В это время происходили приготовления к грандиозному празднику Майских костров в Год Стройки. Это было первое из десяти великих сожжений всего негодного хлама, которыми открылся новый век. Современная молодежь едва ли сможет представить себе, с какой грудой всякого бесполезного сора приходилось нам иметь дело; если бы мы не установили специального дня и времени года, то по всему миру непрерывно горели бы мелкие костры, и мне кажется, что мысль о возрождении древнего праздника майских и ноябрьских очистительных огней была вполне удачной. Вместе с именем неизбежно ожила и старая идея этих празднеств – очищение; чувствовалось, что здесь сжигается не один только материальный мусор, – в эти костры бросалось и множество такого, что словно бы относилось к жизни духовной: судебные дела, документы, долговые обязательства, исковые прошения, приговоры судов.

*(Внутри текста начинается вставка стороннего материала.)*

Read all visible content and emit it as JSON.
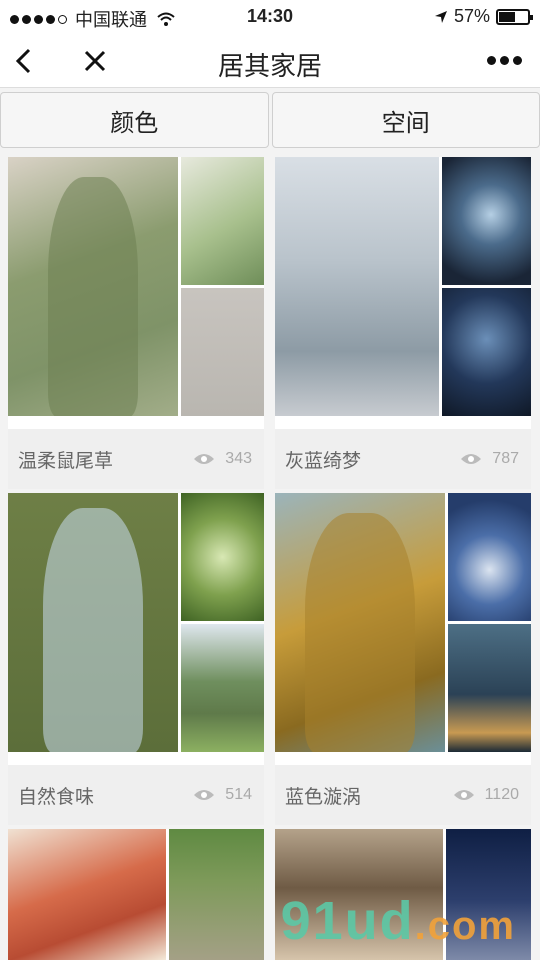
{
  "status_bar": {
    "carrier": "中国联通",
    "time": "14:30",
    "battery": "57%",
    "battery_level": 0.57
  },
  "nav": {
    "title": "居其家居"
  },
  "tabs": [
    {
      "label": "颜色"
    },
    {
      "label": "空间"
    }
  ],
  "cards": [
    {
      "name": "温柔鼠尾草",
      "views": "343"
    },
    {
      "name": "灰蓝绮梦",
      "views": "787"
    },
    {
      "name": "自然食味",
      "views": "514"
    },
    {
      "name": "蓝色漩涡",
      "views": "1120"
    },
    {
      "name": "",
      "views": ""
    },
    {
      "name": "",
      "views": ""
    }
  ],
  "watermark": {
    "main": "91ud",
    "suffix": ".com"
  },
  "icons": {
    "back": "chevron-left-icon",
    "close": "close-icon",
    "more": "more-dots-icon",
    "views": "eye-icon"
  },
  "colors": {
    "bar_bg": "#ffffff",
    "card_footer": "#efefef",
    "muted_text": "#666666"
  }
}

Люди с молитвой проходили между кострами, и те, кто находил утешение в ортодоксальной вере, приходили туда по своей собственной воле молиться о том, чтобы вся ненависть мира сгорела в этих кострах, и это был прекрасный символ новой и более разумной терпимости, которой теперь обладали люди. Ибо теперь, когда они покончили с низкой ненавистью, можно найти бога живого даже в пламени Вааловом.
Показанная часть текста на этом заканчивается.